RSV ist der häufigste Grund für Krankenhausaufenthalte von Babys. Eine frühzeitige Impfprophylaxe gilt laut Fachärzten als besonders wirksam, um schwere Verläufe zu verhindern.

Ab dem 1. Januar gibt es nur noch ein unbewertetes Zusatzentgelt. Höhe und Erstattung dieses Entgelts sind derzeit unklar, und es laufen Verhandlungen zwischen den Beteiligten.

Das Hospital zum Heiligen Geist Fritzlar übernimmt weiterhin die Kosten, denn die Studienlage ist eindeutig: Eine frühe Prophylaxe in der Geburtsklinik ist wirksamer als eine spätere Gabe in der kinderärztlichen Praxis. So entscheiden sich etwa 98 % der Eltern im Hospi für die RSV-Prophylaxe. 
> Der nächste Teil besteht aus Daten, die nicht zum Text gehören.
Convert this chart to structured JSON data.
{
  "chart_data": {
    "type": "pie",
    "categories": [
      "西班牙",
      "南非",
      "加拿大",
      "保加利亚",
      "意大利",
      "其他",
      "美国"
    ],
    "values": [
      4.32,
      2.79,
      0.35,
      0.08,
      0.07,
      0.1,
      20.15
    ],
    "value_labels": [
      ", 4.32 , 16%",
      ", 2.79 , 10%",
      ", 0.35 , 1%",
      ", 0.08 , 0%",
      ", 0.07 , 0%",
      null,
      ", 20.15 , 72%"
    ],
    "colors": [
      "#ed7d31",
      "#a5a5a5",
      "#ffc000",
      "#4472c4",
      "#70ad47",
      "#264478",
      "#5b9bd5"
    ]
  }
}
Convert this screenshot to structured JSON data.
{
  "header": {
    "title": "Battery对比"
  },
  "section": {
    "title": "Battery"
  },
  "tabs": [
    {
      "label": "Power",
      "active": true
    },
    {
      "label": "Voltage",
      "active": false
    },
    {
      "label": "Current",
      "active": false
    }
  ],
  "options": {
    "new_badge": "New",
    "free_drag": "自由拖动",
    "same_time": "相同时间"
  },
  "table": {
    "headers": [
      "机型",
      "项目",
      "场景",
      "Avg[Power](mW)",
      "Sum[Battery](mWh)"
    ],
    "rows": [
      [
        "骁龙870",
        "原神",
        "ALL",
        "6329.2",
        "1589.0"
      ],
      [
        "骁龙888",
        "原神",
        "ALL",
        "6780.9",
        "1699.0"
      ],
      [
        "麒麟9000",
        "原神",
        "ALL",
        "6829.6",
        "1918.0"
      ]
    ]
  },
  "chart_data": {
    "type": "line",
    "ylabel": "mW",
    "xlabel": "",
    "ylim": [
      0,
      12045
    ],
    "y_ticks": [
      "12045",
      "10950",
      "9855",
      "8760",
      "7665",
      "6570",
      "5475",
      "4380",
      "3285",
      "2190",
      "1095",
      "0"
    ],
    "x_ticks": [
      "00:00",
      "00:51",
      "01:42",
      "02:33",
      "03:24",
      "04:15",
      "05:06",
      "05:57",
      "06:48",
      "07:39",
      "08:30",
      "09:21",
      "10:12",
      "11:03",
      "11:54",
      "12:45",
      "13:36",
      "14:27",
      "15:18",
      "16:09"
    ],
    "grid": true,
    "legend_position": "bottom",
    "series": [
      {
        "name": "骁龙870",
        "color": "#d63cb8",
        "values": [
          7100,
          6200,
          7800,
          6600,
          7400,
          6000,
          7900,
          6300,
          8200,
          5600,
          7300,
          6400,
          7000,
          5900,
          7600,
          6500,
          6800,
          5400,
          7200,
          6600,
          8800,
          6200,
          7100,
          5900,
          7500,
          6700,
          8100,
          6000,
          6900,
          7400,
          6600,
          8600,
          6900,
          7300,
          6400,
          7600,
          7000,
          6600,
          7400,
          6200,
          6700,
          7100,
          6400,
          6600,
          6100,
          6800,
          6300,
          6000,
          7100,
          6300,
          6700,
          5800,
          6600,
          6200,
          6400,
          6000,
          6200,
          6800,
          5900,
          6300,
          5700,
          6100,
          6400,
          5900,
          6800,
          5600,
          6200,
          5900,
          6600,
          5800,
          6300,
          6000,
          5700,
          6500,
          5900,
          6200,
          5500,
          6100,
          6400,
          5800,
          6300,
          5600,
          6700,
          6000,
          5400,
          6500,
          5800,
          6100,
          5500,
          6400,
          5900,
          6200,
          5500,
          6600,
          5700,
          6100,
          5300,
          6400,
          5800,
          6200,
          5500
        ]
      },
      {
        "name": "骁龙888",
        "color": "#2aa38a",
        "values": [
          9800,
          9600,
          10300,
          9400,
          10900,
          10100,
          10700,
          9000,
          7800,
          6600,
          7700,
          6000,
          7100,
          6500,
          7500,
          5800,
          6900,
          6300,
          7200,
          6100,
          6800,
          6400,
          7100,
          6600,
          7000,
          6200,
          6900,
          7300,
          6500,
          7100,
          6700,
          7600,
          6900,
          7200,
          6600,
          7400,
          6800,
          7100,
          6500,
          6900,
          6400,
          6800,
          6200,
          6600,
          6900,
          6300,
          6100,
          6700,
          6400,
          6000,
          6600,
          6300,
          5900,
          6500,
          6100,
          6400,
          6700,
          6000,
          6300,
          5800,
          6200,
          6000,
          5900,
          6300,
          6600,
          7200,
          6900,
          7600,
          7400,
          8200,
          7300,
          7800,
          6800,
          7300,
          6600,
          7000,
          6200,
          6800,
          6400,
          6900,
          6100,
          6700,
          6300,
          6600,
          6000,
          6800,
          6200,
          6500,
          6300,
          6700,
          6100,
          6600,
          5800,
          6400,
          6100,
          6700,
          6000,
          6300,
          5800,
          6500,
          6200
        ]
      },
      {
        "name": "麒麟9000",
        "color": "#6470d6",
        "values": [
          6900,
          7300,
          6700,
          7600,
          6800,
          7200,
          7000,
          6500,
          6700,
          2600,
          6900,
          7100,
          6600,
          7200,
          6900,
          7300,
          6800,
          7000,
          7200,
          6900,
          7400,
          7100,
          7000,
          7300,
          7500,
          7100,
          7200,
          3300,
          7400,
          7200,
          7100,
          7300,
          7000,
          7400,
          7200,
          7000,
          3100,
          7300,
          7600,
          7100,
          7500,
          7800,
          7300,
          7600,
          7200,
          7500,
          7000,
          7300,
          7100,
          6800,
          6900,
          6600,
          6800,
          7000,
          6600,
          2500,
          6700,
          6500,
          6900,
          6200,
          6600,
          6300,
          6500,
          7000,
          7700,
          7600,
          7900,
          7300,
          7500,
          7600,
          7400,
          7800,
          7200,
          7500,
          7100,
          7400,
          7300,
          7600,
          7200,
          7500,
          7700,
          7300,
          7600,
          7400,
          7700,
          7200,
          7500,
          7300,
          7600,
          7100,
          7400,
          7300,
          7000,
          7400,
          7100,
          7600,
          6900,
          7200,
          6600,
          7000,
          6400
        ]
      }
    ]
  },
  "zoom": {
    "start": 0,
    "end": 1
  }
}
Ziel der Maßnahme ist die Verhinderung von Infektionen in der frühen Lebensphase. Im Hospi wird  Frühschutz als nachhaltige Investition in die Gesundheit der Babys betrachtet, was Fachgesellschaften, Kinderärzte vor Ort und nicht zuletzt die Eltern sehr begrüßen.